Mr. London took his role seriously in holding governments accountable.
He was a publisher “who believed in the newspaper’s role as the community watchdog and as the community cheerleader,” current Tribune publisher Steve Ammermann said Wednesday. “He made sure our city and county public officials were held accountable for their actions.”
“Some of the stories about him became sort of legendary,” Polta said. “Like his campaign to save the elm trees on Trott Avenue or his editorial rant about being charged $11 for a glass of water at the emergency room.”
“Even though he often was critical of the city, I think he was always honest and the net result was fairness,” former Willmar City Administrator Michael Schmit said Thursday during a Tribune interview. “I did not always appreciate his input but I respected him and he respected me.”
Les Heitke was Willmar's mayor during London's tenure. “Paul London always knew what he was talking about when he brought an issue to your attention,” Heike said Friday during a Tribune interview.
“Paul was very interested in and enjoyed the city of Willmar. He especially liked keeping officials on their toes,” Heike said.
Sen. Dean Johnson served in the Minnesota Legislature representing Kandiyohi County and surrounding counties during London’s time at the Tribune.

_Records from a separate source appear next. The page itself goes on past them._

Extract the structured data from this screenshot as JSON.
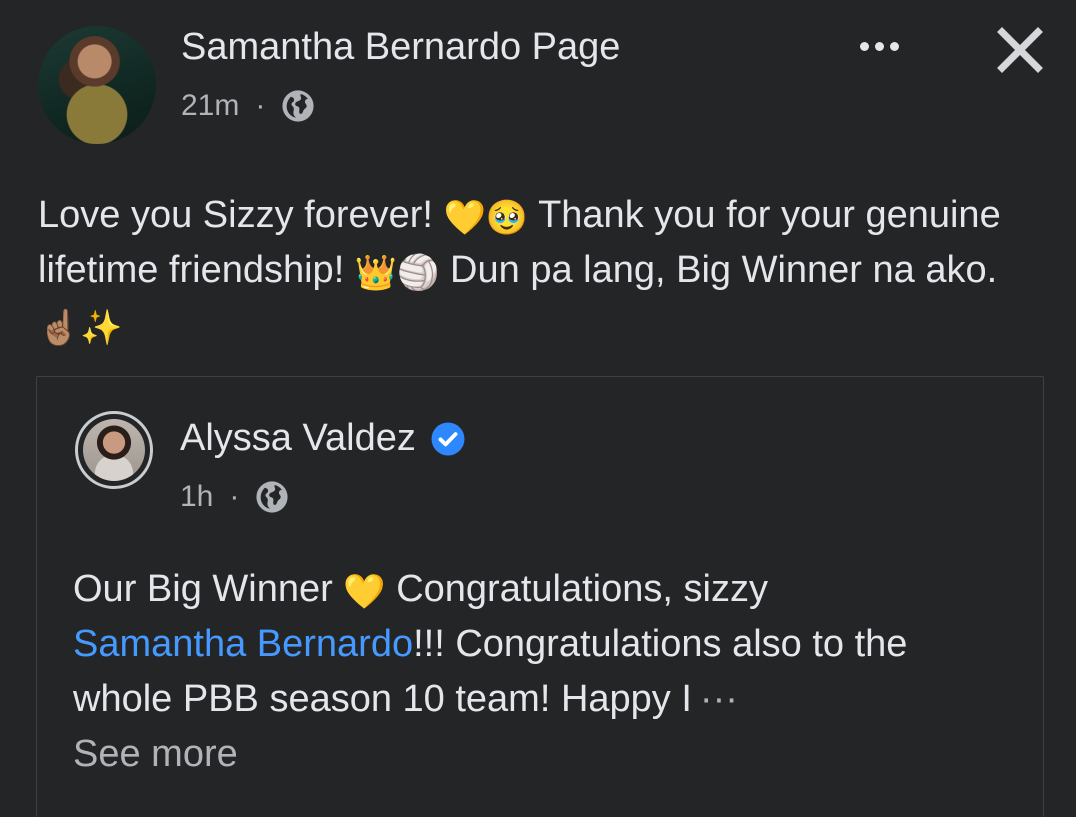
{
  "post": {
    "author": "Samantha Bernardo Page",
    "time": "21m",
    "separator": "·",
    "privacy_icon": "globe-icon",
    "text_segments": {
      "s1": "Love you Sizzy forever! ",
      "e1": "💛",
      "e2": "🥹",
      "s2": " Thank you for your genuine lifetime friendship! ",
      "e3": "👑",
      "e4": "🏐",
      "s3": " Dun pa lang, Big Winner na ako. ",
      "e5": "☝🏽",
      "e6": "✨"
    }
  },
  "toolbar": {
    "more_icon": "more-options-icon",
    "close_icon": "close-icon"
  },
  "shared_post": {
    "author": "Alyssa Valdez",
    "verified_icon": "verified-badge-icon",
    "time": "1h",
    "separator": "·",
    "privacy_icon": "globe-icon",
    "text_segments": {
      "s1": "Our Big Winner ",
      "e1": "💛",
      "s2": " Congratulations, sizzy ",
      "mention": "Samantha Bernardo",
      "s3": "!!! Congratulations also to the whole PBB season 10 team! Happy I",
      "ellipsis": "···",
      "see_more": "See more"
    }
  },
  "colors": {
    "background": "#242526",
    "text": "#e4e6eb",
    "secondary_text": "#b0b3b8",
    "link": "#4599ff",
    "verified": "#2d88ff"
  }
}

“Paul London was always focused on what was good on Willmar and west-central Minnesota. And he was not afraid to take you to task if need be, but he was always fair,” Johnson said during a Tribune interview Thursday.
He advised me once to “Listen to your critics. Learn from it. Then move on,” Johnson said.
London made some life-long friends during his Tribune tenure. Long-time Willmar businessman Walt Gislason was one of those friends.
“If friendship could be measured by Paul London’s standards a whole new set of rules would be published,” Gislason said in an email Wednesday. “… During the Willmar years, Paul was a champion for our community. ...,” Gislason said.
“When he called me on occasion after I retired, it was always a very pleasant conversation,” Schmit said. “I always appreciated hearing from him.”
“We were members of a regular golfing foursome on Thursday afternoons,” Johnson said. “And we discussed many issues of the city, region and state out there on the fairways.”
Willmar bids farewell and godspeed, Mr. London.
Kelly Boldan has been the editor of the West Central Tribune since October 2001.